The Sour Notes ( - This is another band I really wanted to see but let down by. I've been a fan of theirs for a while but had never had the chance to catch them. Unfortunately this was sort of an off night. Their drummer was "wearing tights in a play in Amarillo, TX" and, rather than take the time off, they decided to go on with a drum machine. This was, in my opinion, a mistake. The bass was already programmed, so it made for an entire electronic rhythm section and completely amputated the power from their more rocking songs. In fact, the simulated rhythms actually ended up having a somewhat comedic "Tim and Eric" sound to them. The songwriting was there but the sound wasn't. I do really enjoy their latest album so I would love to see them with a full band in the future.

dUNETX ( - dUNETX has been around for 12 years. In the ever changing world of music, that's a long time. At least twice as long as these other bands have been together. When they started, I was about to start second grade. Viewed in that context, they're admirable. Like Covington, they're slick, professional, and know how to get an audience going. But with the state of music, their proto-punk riffage mainly works in warming the audience up. There's not much more depth to it. It's good bar atmosphere music. The one unique gimmick they pull out is an occasionally used theremin, which is nice but more just to show off that they have a theremin and can make noise with it. 

Alkari ( - This one I really liked. Their sound reminded me of something I really miss. 90's indie rock, but a little bit punkier. Hmm... what could I describe that as? Oh yeah! Emo!

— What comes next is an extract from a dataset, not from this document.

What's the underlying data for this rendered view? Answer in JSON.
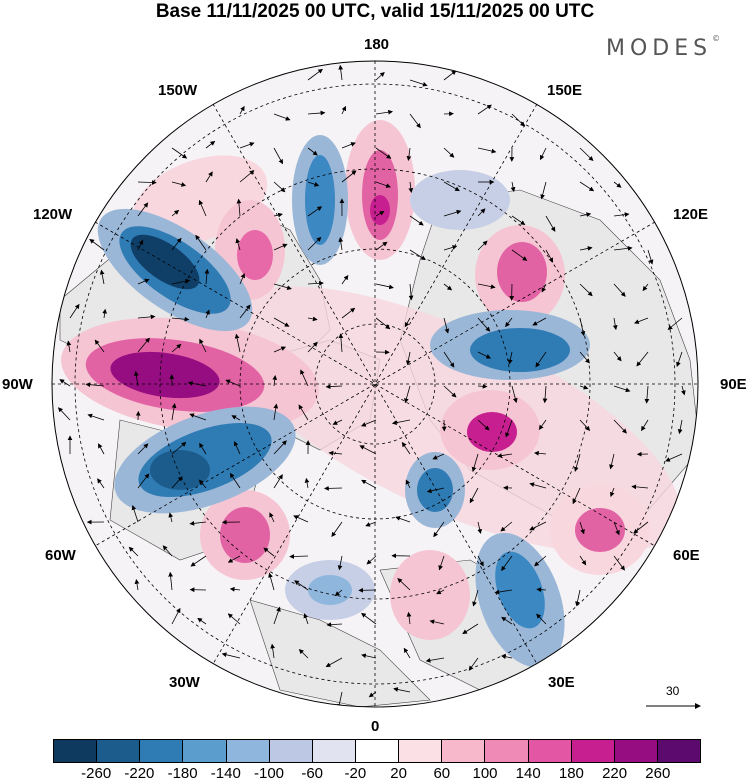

Real emo before Hot Topic ruined it. I got a definite I Hate Myself vibe, which is especially exciting for someone like me that was too young to see bands like that back in the day. Just to switch up and keep it original, they also include the occasional psych interlude and some pre-recorded samples between songs.

The Manichean ( - Possibly the oddest of the entire bunch. Picking up from the emo of Alkari, the Manichean is a lot like mewithoutYou meets the Black Parade. It's as odd and unsettling as it sounds. I couldn't really decide how I felt about this one. Inbetween every other song, their singer, who looked and sounded like he was straight out of a high school drama class, would break into a Shakespearian soliloquy. I could never quite understand what the narrative was about but he sold it with the enthusiasm of a southern preacher. It was just as off-putting as it was enticing. In the end though, all I can remember of his stories were his frantic movement, running, jumping, hanging off the rafters, and the repeated phrase "I love you so much through kisses and cuts." Musically they followed that emo sound but with the inclusion of a fiddle player that gave the entire thing an even odder dynamic. It was crazy and I still don't know how I feel about it.

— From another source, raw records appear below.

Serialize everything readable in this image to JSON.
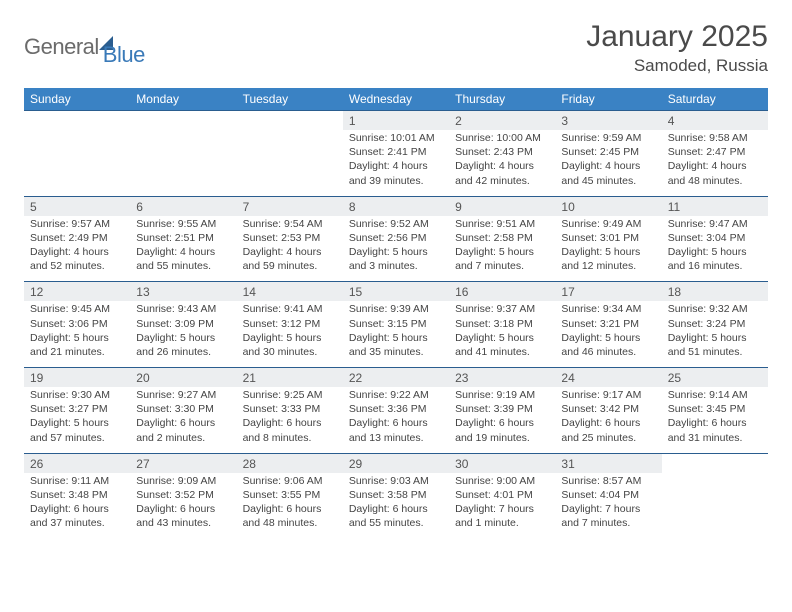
{
  "logo": {
    "word1": "General",
    "word2": "Blue"
  },
  "title": "January 2025",
  "location": "Samoded, Russia",
  "colors": {
    "header_bg": "#3a82c4",
    "header_text": "#ffffff",
    "numrow_bg": "#eceef0",
    "divider": "#2a5d8f",
    "body_text": "#444444",
    "title_text": "#4a4a4a",
    "logo_gray": "#6b6b6b",
    "logo_blue": "#3a7ab8"
  },
  "dayNames": [
    "Sunday",
    "Monday",
    "Tuesday",
    "Wednesday",
    "Thursday",
    "Friday",
    "Saturday"
  ],
  "weeks": [
    [
      null,
      null,
      null,
      {
        "n": "1",
        "sr": "10:01 AM",
        "ss": "2:41 PM",
        "dl": "4 hours and 39 minutes."
      },
      {
        "n": "2",
        "sr": "10:00 AM",
        "ss": "2:43 PM",
        "dl": "4 hours and 42 minutes."
      },
      {
        "n": "3",
        "sr": "9:59 AM",
        "ss": "2:45 PM",
        "dl": "4 hours and 45 minutes."
      },
      {
        "n": "4",
        "sr": "9:58 AM",
        "ss": "2:47 PM",
        "dl": "4 hours and 48 minutes."
      }
    ],
    [
      {
        "n": "5",
        "sr": "9:57 AM",
        "ss": "2:49 PM",
        "dl": "4 hours and 52 minutes."
      },
      {
        "n": "6",
        "sr": "9:55 AM",
        "ss": "2:51 PM",
        "dl": "4 hours and 55 minutes."
      },
      {
        "n": "7",
        "sr": "9:54 AM",
        "ss": "2:53 PM",
        "dl": "4 hours and 59 minutes."
      },
      {
        "n": "8",
        "sr": "9:52 AM",
        "ss": "2:56 PM",
        "dl": "5 hours and 3 minutes."
      },
      {
        "n": "9",
        "sr": "9:51 AM",
        "ss": "2:58 PM",
        "dl": "5 hours and 7 minutes."
      },
      {
        "n": "10",
        "sr": "9:49 AM",
        "ss": "3:01 PM",
        "dl": "5 hours and 12 minutes."
      },
      {
        "n": "11",
        "sr": "9:47 AM",
        "ss": "3:04 PM",
        "dl": "5 hours and 16 minutes."
      }
    ],
    [
      {
        "n": "12",
        "sr": "9:45 AM",
        "ss": "3:06 PM",
        "dl": "5 hours and 21 minutes."
      },
      {
        "n": "13",
        "sr": "9:43 AM",
        "ss": "3:09 PM",
        "dl": "5 hours and 26 minutes."
      },
      {
        "n": "14",
        "sr": "9:41 AM",
        "ss": "3:12 PM",
        "dl": "5 hours and 30 minutes."
      },
      {
        "n": "15",
        "sr": "9:39 AM",
        "ss": "3:15 PM",
        "dl": "5 hours and 35 minutes."
      },
      {
        "n": "16",
        "sr": "9:37 AM",
        "ss": "3:18 PM",
        "dl": "5 hours and 41 minutes."
      },
      {
        "n": "17",
        "sr": "9:34 AM",
        "ss": "3:21 PM",
        "dl": "5 hours and 46 minutes."
      },
      {
        "n": "18",
        "sr": "9:32 AM",
        "ss": "3:24 PM",
        "dl": "5 hours and 51 minutes."
      }
    ],
    [
      {
        "n": "19",
        "sr": "9:30 AM",
        "ss": "3:27 PM",
        "dl": "5 hours and 57 minutes."
      },
      {
        "n": "20",
        "sr": "9:27 AM",
        "ss": "3:30 PM",
        "dl": "6 hours and 2 minutes."
      },
      {
        "n": "21",
        "sr": "9:25 AM",
        "ss": "3:33 PM",
        "dl": "6 hours and 8 minutes."
      },
      {
        "n": "22",
        "sr": "9:22 AM",
        "ss": "3:36 PM",
        "dl": "6 hours and 13 minutes."
      },
      {
        "n": "23",
        "sr": "9:19 AM",
        "ss": "3:39 PM",
        "dl": "6 hours and 19 minutes."
      },
      {
        "n": "24",
        "sr": "9:17 AM",
        "ss": "3:42 PM",
        "dl": "6 hours and 25 minutes."
      },
      {
        "n": "25",
        "sr": "9:14 AM",
        "ss": "3:45 PM",
        "dl": "6 hours and 31 minutes."
      }
    ],
    [
      {
        "n": "26",
        "sr": "9:11 AM",
        "ss": "3:48 PM",
        "dl": "6 hours and 37 minutes."
      },
      {
        "n": "27",
        "sr": "9:09 AM",
        "ss": "3:52 PM",
        "dl": "6 hours and 43 minutes."
      },
      {
        "n": "28",
        "sr": "9:06 AM",
        "ss": "3:55 PM",
        "dl": "6 hours and 48 minutes."
      },
      {
        "n": "29",
        "sr": "9:03 AM",
        "ss": "3:58 PM",
        "dl": "6 hours and 55 minutes."
      },
      {
        "n": "30",
        "sr": "9:00 AM",
        "ss": "4:01 PM",
        "dl": "7 hours and 1 minute."
      },
      {
        "n": "31",
        "sr": "8:57 AM",
        "ss": "4:04 PM",
        "dl": "7 hours and 7 minutes."
      },
      null
    ]
  ],
  "labels": {
    "sunrise": "Sunrise: ",
    "sunset": "Sunset: ",
    "daylight": "Daylight: "
  }
}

White Rhino ( - Remember that band Motorhead and how they'd come out and say "We are Motorhead and we're going to kick your ass"? White Rhino is practically the embodiment of that. Their sound is that vintage late 70's/early 80's post-punk hard rock, when some bands went new wave and some bands combined the sounds of Black Sabbath and the Sex Pistols into what ended up being the basis of "metal" in the 80's. White Rhino take their cues from the latter of those two and what more do you need after 1 AM when everybody's drunk and tired?I normally skew towards more progressive music, but fuck it. After the Manichean's take on the future of music, I was ready to get back to basics. White Rhino is driving up to Taco Bell in the middle of the night blasting Back in Black. The perfect way to wrap up the festival.

Overall the Festival at the Mink was sort of disastrous. So many band members didn't show up, at least two bands didn't make it out, and the audience seemed to be there more for the beer than anything else. Even still, it was a fun time with a diverse mix of bands. For me personally, the Dry Season is my new band to watch. Even though it would have been fun to see all my favorites at Mango's, the Mink was a good alternative and a good way to discover some new (and old) bands.